US Border Issues - For and Against (?)



The National Network for Immigrant and Refugee Rights

The Home /About Us page of this website has an invitational and ‘soft’ mission statement:
Dream. Rise. Organise. This is an interesting statement as it appears to have a link with America’s original immigrant history. It links back to the time when thousands of people were leaving Europe, escaping economic, religious or political hardships. Literature containing their stories often begins with the notion of a dream – to escape, get away or get free from some injustice. America represented the land of the free, where opportunity awaits. It is a powerful rallying call for action – follow the dream.

The second word ‘Rise’ also has powerful connotations. It builds on the potential for the freedoms and opportunities stirred up by the dream. It carries a strong element of the  notions around success and implications for an upward trajectory in all aspects of life: social, cultural, educational, employment. Its’ very vagueness is a clever ploy. It can mean anything the reader wants it to mean.

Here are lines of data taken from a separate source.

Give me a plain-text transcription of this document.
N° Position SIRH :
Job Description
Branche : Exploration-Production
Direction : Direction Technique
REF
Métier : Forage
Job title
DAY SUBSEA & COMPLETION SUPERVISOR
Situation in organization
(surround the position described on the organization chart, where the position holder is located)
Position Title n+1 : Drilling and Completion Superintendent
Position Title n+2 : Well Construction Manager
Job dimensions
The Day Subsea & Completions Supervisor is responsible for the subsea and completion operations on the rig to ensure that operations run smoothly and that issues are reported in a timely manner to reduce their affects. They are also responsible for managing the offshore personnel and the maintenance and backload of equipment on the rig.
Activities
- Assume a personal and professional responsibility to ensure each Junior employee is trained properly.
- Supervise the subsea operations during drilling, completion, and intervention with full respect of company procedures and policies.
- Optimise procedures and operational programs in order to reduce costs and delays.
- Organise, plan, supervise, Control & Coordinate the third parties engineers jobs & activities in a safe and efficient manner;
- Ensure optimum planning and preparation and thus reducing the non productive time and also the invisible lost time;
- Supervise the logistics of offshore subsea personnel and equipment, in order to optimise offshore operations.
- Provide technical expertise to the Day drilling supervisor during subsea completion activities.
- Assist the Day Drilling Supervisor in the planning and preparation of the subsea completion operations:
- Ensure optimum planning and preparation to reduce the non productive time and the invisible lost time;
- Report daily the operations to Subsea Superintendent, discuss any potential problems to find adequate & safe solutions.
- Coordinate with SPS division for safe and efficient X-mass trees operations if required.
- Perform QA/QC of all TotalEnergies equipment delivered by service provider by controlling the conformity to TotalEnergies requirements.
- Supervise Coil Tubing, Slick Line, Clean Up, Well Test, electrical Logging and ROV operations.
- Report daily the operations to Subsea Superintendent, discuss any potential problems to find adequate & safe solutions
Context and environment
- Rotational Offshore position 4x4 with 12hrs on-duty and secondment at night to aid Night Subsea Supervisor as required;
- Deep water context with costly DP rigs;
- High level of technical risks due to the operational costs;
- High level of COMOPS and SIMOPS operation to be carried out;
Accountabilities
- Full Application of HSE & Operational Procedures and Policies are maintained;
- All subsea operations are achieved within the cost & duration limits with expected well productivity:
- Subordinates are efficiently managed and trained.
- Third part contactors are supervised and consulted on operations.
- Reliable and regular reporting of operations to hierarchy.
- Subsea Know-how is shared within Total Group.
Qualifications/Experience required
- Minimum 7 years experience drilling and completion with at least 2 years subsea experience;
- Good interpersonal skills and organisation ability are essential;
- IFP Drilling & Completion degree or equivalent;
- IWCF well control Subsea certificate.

The third word ‘Organise’ has an extra special relevance at this time in US history. It would be useful to discover when this third word came into being in the mission statement? The organisation has been in existence since 1986. A diverse group of grass roots community groups and faith, labour and civil rights leaders met during the campaign for immigration reform that eventually led to the Immigration Reform and Control Act of 1986. The key issues then were the criminalisation of undocumented immigrant workers and the growing militarisation of the US-Mexico border.  The site has considerable reports and resources relating to the actions and policy intentions of President Trump. For the people involved in the organisation, this third word, ‘Organise’ must feel almost prophetic – a clarion call to face what potentially must feel like an escalating, humanitarian crisis.

NumbersUSA


This site was located via another site named The Southern Poverty Law Center ,https://www.splcenter.org/about. This site had listed 10 sites which it stated were anti-immigration. It described many of these organisations as racist and aggressively anti immigration. “in the eyes of most of these groups, immigrants…are responsible for nearly all the countries ills, from poverty and inner city decay to crime, urban sprawl and environmental degradation.”  Many of the actual links to these sites were dead and made me wonder if the organisations had dwindled during the Obama presidency. My research therefore defaulted to the one of the few live links : numbersusa.com. The site makes a  strong case for ‘not bashing immigrants’. In other words, it is not about the people, but the numbers of people involved. It focuses on critiques of government policy or ‘officials’ who have allowed this state of affairs to occur. And ‘the state of affairs?’ For this organisation, it is contained in its statement of values:

·       “The most important factor in federal immigration policy is the numbers – the annual level of immigration.
·       Annual immigration should be set at a level that allows the stabilization of U.S. population and long-term sustainability of the American quality of life.
·       U.S. immigration policy should serve the national interest and prioritize the admission of spouses and minor children including adoptees, workers with extraordinary skills, and asylees and refugees.
·       U.S. immigration policy should support American workers, especially the most vulnerable, by preventing wage suppression and unfair competition for jobs.
·       Congress, through legislation, and the Executive branch, through enforcement policy, bear the burden of blame for—and the responsibility to correct—problems associated with current immigration policy.
·       Immigrant bashing, xenophobia, nativism, and racism are unacceptable responses to federal immigration policy failures. Race and ethnicity should play no role in the debate and establishment of immigration policy.”

The organisation makes a strong case that it is a forum for debate and that it insists on civility to all in facilitating  the debate around immigration.